Love Conference: Keynote speaker addresses keys to successful relationship

by Devin Simkins/reporter

KEYNOTE

Love is an emotional attachment to another person with an emotional investment in their overall well-being, a NW psychology instructor told students.

Love can have consequences that are emotional, physical and financial or if it is just right it could turn out to be amazing, Jay Green said during the Love Conference’s keynote address.

“When you were a child, you were scared to lose your parents. And then when you were a teenager, you were scared to lose your friends,” he said.

Everyone goes through an intimacy life cycle where they change who matters most to them as they get older. As adults, people shift toward being scared to lose that special someone or spouse, Green said. Later, the focus will shift to their children and then their grandchildren.

“Brains are not developed until 30,” he said. “When you said ‘I do,’ it was to someone who was a decade away from becoming themselves.”

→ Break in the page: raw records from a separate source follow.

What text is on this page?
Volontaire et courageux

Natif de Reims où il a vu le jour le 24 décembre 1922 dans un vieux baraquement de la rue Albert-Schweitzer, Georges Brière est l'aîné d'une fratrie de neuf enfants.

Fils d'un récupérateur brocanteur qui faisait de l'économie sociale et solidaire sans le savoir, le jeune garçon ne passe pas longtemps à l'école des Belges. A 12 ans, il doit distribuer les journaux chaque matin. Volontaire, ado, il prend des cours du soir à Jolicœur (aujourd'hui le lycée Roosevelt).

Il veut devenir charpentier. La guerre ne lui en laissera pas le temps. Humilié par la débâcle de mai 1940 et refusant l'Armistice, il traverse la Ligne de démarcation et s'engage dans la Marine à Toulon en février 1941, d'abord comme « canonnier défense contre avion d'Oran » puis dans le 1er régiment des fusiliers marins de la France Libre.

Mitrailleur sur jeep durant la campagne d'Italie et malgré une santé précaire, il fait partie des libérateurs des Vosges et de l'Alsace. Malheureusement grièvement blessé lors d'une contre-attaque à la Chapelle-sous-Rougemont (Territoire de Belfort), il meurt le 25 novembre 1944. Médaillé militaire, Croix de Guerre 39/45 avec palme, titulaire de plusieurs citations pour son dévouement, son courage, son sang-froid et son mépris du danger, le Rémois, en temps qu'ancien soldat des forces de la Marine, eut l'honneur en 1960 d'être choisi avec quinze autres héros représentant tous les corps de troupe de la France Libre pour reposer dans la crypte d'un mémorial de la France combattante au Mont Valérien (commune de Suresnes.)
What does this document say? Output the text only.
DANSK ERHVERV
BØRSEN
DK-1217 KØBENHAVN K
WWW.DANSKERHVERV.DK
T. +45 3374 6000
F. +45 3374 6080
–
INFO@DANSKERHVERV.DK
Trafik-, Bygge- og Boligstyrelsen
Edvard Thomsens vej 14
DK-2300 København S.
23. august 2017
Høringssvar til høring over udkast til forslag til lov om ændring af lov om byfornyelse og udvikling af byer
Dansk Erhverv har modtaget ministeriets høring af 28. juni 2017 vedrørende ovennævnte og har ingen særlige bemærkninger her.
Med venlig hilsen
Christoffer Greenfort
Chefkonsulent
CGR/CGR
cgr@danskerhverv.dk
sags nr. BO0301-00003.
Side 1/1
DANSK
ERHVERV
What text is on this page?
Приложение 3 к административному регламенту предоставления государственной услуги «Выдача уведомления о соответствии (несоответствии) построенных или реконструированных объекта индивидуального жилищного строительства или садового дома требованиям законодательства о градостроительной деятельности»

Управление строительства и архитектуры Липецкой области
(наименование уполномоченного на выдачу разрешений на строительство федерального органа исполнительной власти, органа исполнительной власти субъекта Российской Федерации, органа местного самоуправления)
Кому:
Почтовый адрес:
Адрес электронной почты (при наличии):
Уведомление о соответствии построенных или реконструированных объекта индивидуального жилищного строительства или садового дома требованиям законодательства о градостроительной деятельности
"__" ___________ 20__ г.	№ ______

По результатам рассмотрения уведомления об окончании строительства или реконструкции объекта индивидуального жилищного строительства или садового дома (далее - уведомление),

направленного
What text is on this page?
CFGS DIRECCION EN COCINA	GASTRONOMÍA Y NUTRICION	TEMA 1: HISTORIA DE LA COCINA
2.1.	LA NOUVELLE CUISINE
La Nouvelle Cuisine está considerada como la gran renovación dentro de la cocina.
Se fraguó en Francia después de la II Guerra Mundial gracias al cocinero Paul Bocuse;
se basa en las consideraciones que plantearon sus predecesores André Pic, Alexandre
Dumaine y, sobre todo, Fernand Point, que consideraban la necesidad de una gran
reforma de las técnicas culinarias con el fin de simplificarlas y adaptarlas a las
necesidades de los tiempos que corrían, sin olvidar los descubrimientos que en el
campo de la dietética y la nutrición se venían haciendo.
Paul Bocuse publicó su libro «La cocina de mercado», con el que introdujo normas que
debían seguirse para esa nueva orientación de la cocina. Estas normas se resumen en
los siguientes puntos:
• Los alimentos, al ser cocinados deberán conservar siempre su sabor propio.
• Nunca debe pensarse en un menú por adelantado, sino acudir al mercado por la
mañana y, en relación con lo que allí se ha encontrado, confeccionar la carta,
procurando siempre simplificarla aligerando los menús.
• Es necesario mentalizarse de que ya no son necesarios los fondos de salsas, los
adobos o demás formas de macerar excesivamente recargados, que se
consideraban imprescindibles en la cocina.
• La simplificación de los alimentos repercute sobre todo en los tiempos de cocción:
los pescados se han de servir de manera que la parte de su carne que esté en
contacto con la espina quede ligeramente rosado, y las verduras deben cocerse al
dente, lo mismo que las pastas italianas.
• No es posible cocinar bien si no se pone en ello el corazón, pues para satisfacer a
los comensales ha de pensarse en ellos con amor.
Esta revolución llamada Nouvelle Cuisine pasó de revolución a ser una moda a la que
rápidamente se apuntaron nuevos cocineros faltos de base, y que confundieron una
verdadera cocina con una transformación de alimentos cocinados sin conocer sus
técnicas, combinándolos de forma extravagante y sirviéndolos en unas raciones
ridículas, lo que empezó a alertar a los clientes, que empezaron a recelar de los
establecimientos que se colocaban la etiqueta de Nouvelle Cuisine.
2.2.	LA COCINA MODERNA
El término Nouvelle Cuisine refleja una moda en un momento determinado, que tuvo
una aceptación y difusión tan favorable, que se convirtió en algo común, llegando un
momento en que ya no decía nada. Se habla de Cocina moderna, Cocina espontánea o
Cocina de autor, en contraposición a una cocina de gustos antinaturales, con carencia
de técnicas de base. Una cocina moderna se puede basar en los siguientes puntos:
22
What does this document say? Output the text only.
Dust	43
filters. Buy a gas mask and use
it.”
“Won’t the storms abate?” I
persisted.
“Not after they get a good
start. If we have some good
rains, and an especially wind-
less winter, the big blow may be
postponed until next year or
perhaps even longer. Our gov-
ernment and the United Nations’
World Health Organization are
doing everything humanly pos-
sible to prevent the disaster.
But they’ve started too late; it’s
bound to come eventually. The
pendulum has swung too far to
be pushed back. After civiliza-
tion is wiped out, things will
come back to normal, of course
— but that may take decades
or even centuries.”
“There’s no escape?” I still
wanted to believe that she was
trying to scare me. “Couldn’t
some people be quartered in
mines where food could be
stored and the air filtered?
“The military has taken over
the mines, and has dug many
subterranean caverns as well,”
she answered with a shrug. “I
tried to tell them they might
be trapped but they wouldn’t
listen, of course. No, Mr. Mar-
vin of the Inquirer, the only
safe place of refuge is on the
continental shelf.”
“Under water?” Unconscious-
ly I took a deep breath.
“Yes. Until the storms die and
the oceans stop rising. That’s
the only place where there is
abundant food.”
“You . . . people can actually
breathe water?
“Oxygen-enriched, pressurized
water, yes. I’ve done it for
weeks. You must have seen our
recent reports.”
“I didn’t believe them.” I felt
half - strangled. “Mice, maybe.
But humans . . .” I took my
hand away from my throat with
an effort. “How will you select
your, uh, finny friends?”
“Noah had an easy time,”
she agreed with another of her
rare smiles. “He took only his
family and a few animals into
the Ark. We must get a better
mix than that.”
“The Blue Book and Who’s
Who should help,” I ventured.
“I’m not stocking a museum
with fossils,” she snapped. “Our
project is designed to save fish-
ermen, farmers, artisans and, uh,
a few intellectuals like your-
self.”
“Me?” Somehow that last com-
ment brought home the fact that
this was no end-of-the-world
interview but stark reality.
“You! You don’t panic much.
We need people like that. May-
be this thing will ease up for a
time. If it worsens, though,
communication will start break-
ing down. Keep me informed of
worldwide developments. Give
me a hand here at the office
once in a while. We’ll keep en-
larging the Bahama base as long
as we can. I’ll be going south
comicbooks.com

Half of marriages end in divorce because of many factors, Green said. Most of the people who get a divorce were married before the age of 25, were not college graduates or were pregnant. When students get married at young ages, they do not fully know their partner as well as they think they do.  Students should literally do all of the opposites before getting married: wait till over 25, get a college education and discover contraception, Green said. They are more likely to find a successful relationship that way.

“There is no one person for you,” he said. “There is no such thing as ‘the one.’”

One person cannot make someone’s life complete, Green said. People can find happiness by simply looking around them. The more time spent with someone makes it more likely for physical and emotional attraction to occur, Green said, which is why people might often end up with a person right under their noses.

“You can’t build intimacy if you don’t talk,” he said. “Saying too much or not enough can be bad.”

A relationship needs balance, Green said. A relationship does not have healthy communication when only one person is open to letting someone in while the other has walls up. Both need to be able to say what they are thinking/feeling without saying too much and scaring the other away. They should be able to discuss setting boundaries, marriage, children and goals.

“Sexual intimacy is the basis to a relationship,” he said. “It is the one thing you share only with each other.”

Although intimacy is the most important, it is one of three basics for love, along with passion and commitment, Green said. Students need to have all three to have a well-rounded relationship. Passion and commitment are important because couples should feel a major attraction toward each other while also being exclusive.

Some couples will experience hard times that can lead to arguments. Every couple will disagree on something at some point, and the best thing to do is not avoid the conflicts, Green said. People should always speak up and say what is on their minds. This is where the honesty comes in.

“Relationships will have conflicts over sex, money, children, work and social activities,” he said.

People in arguments with their loved ones should be very careful how they handle the situation. They should always state how they feel without yelling or name-calling. Green said men should avoid being sarcastic, and women should avoid pre-scripting their lines before starting an argument. Most couples do this to each other, he said, which shows they are not actually listening to their spouse when they are expressing their feelings.

“Compliment the person,” he said. “Criticize their behavior.”

Couples can always find a healthy way to confront each other, Green said. People should not tell their partners they are awful people because it will only make the situation worse and make them feel bad about themselves, Green said. Instead, they should tell them they love who they are but the way they behaved at a certain time really upset them.

Couples do not know each other until they have seen each other at their worst, Green said. If they can get past disagreements or accept them, they should be good.

“Relationships need to have desire, respect, trust and safety,” he said. “These are the conditions of love.”

When a man or woman pulls away, the partner should let the person go because the alternative is not good, Green said. Whether it is because of abuse or something else, people should expect to go through grief when a relationship is over. People should know at first they may feel heartbreak, but once the feeling of anger comes over them, resolution is not far behind, Green said.

The right person and the right relationship are both worth waiting for and are out there, Green said.

“You have no choice on love because it will find you,” he said. “The most important thing is to not settle.”